Impact fees only part of housing discussion
A plan to lower the impact fee charged to developers for city fire and ambulance services by about $500 per new residential unit is another step in the right direction on the affordable housing front, Glenwood Springs Mayor Mike Gamba says.
But, even combined with a reduction to water and sewer system fees granted earlier this year, it still only goes so far in the city’s effort to provide incentives for developers to build more housing that would be attainable for middle-income earners, he said.
That’s the subject of a broader conversation about housing policies for the city, Gamba said.
“If you look at the poll the city just conducted, the second highest concern among residents was affordable housing,” Gamba said of a recent poll meant to determine if voters would be willing to renew a special 1 percent city “acquisitions and improvements” sales tax this November.
Even with the recent fee adjustments, the cost per unit to pay for impacts to everything from public utilities, emergency services, parks and schools, comes to around $22,000, Gamba said.
“My own thought on this is that, between that, the cost of raw land, the cost of construction and the value of a home that can be sold … there isn’t enough deferential,” the second-term council member and current mayor said.
City Council, at its regular meeting tonight, is set to approve a reduction in fire and emergency impact fees from roughly $1,800 per unit to $1,290 per unit. The move follows an adjustment earlier this year to the formula used to assess water and wastewater system impact fees aimed at lowering the rate for smaller rental units.
New City Manager Debra Figueroa reminded council recently that, to truly address the housing issue, a broader discussion about the various ways to encourage more affordable housing needs to occur. That’s likely to be the subject of an upcoming work session for council members.
Councilman Stephen Bershenyi said at the July 21 council meeting that he could go along with the suggested new fire and EMS impact fees, which a recent study determined was more in line with the actual cost to keep up with system demands.

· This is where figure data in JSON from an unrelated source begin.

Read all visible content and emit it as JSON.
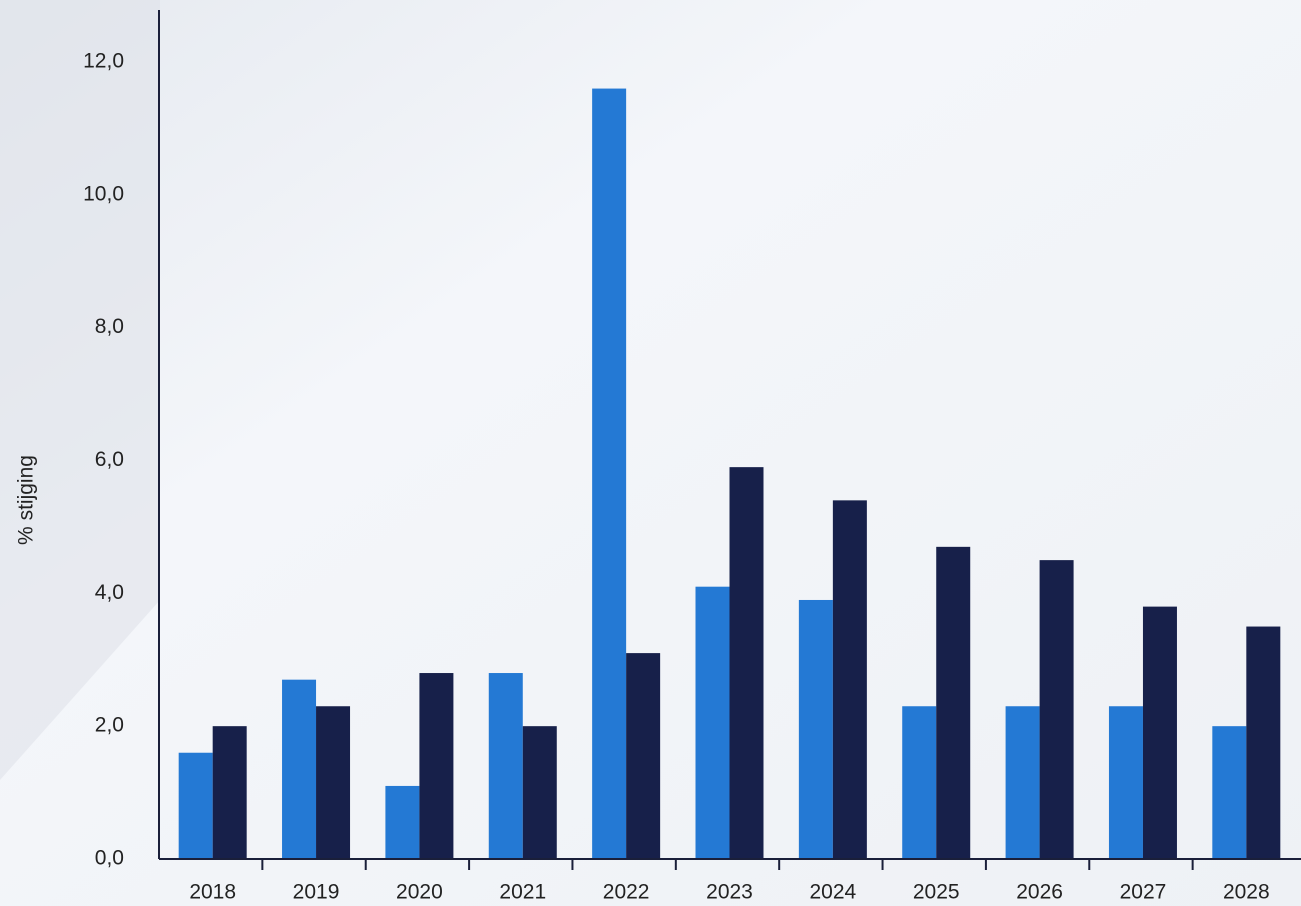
{
  "chart_data": {
    "type": "bar",
    "y_label": "% stijging",
    "categories": [
      "2018",
      "2019",
      "2020",
      "2021",
      "2022",
      "2023",
      "2024",
      "2025",
      "2026",
      "2027",
      "2028"
    ],
    "series": [
      {
        "color": "#2479d4",
        "values": [
          1.6,
          2.7,
          1.1,
          2.8,
          11.6,
          4.1,
          3.9,
          2.3,
          2.3,
          2.3,
          2.0
        ]
      },
      {
        "color": "#17204a",
        "values": [
          2.0,
          2.3,
          2.8,
          2.0,
          3.1,
          5.9,
          5.4,
          4.7,
          4.5,
          3.8,
          3.5
        ]
      }
    ],
    "ylim": [
      0,
      12
    ],
    "yticks": [
      {
        "value": 0,
        "label": "0,0"
      },
      {
        "value": 2,
        "label": "2,0"
      },
      {
        "value": 4,
        "label": "4,0"
      },
      {
        "value": 6,
        "label": "6,0"
      },
      {
        "value": 8,
        "label": "8,0"
      },
      {
        "value": 10,
        "label": "10,0"
      },
      {
        "value": 12,
        "label": "12,0"
      }
    ],
    "grid": false
  }
}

However, “I really don’t think our current fees are out of line,” Bershenyi said. “I grow more and more concerned when developers come before us with a continual lament that their project is not penciling out.
“It’s hard for me to reduce fees when we don’t put in place some kind of requirement to make sure they are actually providing (lower-cost housing),” he said.
Whether that’s a negotiated means of providing rent controls or some other mechanism to ensure long-term affordability, it all needs to be part of that larger discussion, he said.
Gamba, on the other hand, said he would be willing to consider going so far as eliminating impact fees for a period of time to bring more housing stock into Glenwood Springs.
The rationale, he said, is that new residents paying for utilities and buying goods in town generate user revenue and sales taxes. That in turn will offset any loss in impact fees, he said.
“I don’t want to give away the farm, but I think these concerns about paying for system improvements can be addressed in another way,” Gamba said.
“A family that moves in here and spends $1,500 a month on goods is bringing more money into community,” he said.
Another mechanism the city has been looking at to streamline the development review process by rewriting the land-use code is also on tonight’s agenda for discussion. A work session with consultants Clarion Associates, which is working on the code rewrite, is scheduled for 6 p.m.
“It’s a long process to redo the code, but it’s another way to reduce the uncertainty when someone wants to build,” Gamba said.